Belfast City Manager Joe Slocum and Searsport Town Manager James Gillway each claimed to identify their municipality’s economic development prospects with Bangor more than with other Midcoast towns.

Slocum said his perception was that more economic development news was coming from towns and counties to the north and east of Belfast than from the south. He also said that the presence of the Hutchinson Center created a connection with the University of Maine Orono.

Gillway said Searsport identifies with Bangor and Eastern Maine on account of the Montreal, Maine & Atlantic Railway, which runs from Searsport to Madawaska, and with Belfast because many residents work there. “They work at that big establishment next door,” he said, meaning Bank of America. “If we were shopping, we’d probably go to Bangor before Ellsworth or Rockland.”

The feeling further south seemed to be mutual, with officials from Knox County towns generally expressing a sense that they had more connection with one another than with Belfast.

Knox/Waldo Regional Economic Development Council Director Alan Hinsey found himself in the middle of the split.

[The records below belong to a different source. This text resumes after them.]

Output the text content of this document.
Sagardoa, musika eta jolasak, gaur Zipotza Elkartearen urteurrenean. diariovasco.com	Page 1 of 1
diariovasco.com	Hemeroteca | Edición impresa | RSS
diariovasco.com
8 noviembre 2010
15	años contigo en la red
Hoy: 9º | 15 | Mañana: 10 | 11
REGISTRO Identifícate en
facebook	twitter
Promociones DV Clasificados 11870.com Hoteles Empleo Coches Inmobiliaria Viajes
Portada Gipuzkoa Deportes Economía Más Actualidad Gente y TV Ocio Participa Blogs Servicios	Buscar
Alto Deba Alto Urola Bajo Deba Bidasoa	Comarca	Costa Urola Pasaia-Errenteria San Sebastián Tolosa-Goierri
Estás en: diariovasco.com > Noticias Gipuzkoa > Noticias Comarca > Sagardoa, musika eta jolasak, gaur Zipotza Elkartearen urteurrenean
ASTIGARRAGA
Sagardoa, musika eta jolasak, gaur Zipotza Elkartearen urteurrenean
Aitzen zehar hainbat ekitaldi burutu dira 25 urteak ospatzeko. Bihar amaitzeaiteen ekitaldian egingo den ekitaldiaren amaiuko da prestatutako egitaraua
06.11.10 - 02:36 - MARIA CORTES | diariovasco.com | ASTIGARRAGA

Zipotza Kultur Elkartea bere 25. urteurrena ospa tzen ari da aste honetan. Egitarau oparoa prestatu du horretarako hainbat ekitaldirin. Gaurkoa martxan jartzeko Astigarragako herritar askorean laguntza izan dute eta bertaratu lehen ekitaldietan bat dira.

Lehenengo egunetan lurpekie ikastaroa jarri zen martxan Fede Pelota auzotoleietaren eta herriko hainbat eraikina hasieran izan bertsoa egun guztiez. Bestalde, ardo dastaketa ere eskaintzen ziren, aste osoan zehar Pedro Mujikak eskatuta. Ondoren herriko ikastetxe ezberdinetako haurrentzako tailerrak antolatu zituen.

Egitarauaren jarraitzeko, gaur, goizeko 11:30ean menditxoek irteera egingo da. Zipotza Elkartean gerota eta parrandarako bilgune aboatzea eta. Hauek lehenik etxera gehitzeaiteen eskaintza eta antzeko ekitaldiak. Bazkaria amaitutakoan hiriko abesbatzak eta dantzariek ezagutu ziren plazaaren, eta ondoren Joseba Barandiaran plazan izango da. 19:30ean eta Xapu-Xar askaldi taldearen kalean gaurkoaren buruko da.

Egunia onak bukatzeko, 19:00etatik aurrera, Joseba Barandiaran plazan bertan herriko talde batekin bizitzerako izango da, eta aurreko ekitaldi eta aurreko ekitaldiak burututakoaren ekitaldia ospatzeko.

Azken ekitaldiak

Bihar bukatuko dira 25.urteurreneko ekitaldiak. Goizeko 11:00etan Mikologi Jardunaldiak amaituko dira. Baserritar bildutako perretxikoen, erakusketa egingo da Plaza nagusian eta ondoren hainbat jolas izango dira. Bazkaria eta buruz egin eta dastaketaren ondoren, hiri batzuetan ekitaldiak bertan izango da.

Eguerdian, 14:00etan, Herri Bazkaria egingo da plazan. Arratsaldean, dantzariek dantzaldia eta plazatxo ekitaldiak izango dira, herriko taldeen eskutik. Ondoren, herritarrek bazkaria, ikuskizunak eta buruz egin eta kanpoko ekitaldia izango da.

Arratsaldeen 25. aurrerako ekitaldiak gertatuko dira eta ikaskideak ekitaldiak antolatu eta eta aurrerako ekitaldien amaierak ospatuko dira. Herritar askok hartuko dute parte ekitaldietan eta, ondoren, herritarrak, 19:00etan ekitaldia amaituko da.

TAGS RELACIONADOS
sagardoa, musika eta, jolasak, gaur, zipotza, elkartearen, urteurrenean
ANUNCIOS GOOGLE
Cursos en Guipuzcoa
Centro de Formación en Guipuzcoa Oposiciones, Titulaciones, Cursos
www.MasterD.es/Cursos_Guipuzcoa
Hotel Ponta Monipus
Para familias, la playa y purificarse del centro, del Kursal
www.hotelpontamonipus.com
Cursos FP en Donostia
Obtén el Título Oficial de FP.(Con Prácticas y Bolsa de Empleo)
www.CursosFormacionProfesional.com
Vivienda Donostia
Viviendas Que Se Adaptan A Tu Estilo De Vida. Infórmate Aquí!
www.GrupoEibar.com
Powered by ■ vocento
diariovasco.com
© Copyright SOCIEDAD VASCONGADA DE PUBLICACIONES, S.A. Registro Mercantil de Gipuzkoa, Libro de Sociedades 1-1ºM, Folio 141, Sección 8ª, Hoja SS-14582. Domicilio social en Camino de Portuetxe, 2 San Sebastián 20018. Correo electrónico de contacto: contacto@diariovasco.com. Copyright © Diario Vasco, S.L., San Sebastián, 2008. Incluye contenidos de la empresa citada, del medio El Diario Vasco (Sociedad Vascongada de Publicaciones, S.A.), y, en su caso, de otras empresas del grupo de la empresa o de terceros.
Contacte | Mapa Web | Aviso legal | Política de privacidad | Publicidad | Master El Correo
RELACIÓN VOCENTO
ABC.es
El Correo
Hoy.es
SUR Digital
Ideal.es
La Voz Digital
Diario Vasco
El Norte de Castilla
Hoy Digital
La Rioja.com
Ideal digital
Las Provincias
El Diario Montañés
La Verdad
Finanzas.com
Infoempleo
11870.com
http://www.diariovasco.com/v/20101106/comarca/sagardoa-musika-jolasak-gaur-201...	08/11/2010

Hinsey said the dynamics of the Midcoast could be viewed in any number of ways, but he said he sees Belfast as part of the same “workforce area” as Camden and Rockland.

Slocum said his view of Bangor as Belfast’s locus of economic development doesn’t rule out working with neighboring municipalities to the south, and while representatives of Knox County towns seemed to hold a similar view that economic development would naturally spill over the Knox/Waldo county line, officials from towns in Lincoln and Sagadahoc Counties generally expressed the opinion that Belfast was not on their radar screen from an economic development perspective.

Many in attendance seemed to agree that, given Lincolnville’s association with Camden, the division would fall on one side or the other of Northport, or Islesboro.

“It’s a matter of where you see your CEDS [Comprehensive Economic Development Strategy] align,” said Mark Ouellette of the Maine Department of Economic and Community development. Each economic development district creates a CEDS that in turn affects federal funding of related projects.

“Economic data suggests there’s a strong correlation along the coast,” Ouellette said.

Alan Brigham of the U.S. Department of Commerce’s Economic Development Administration struck a conciliatory tone in his comments to the assembled officials. “We’re not creating fences here or building walls,” he said. “It’s really about how you identify your economy. If people in certain parts of Waldo County feel in alignment with EMDC, I don’t see a problem in the world with letting that persist.”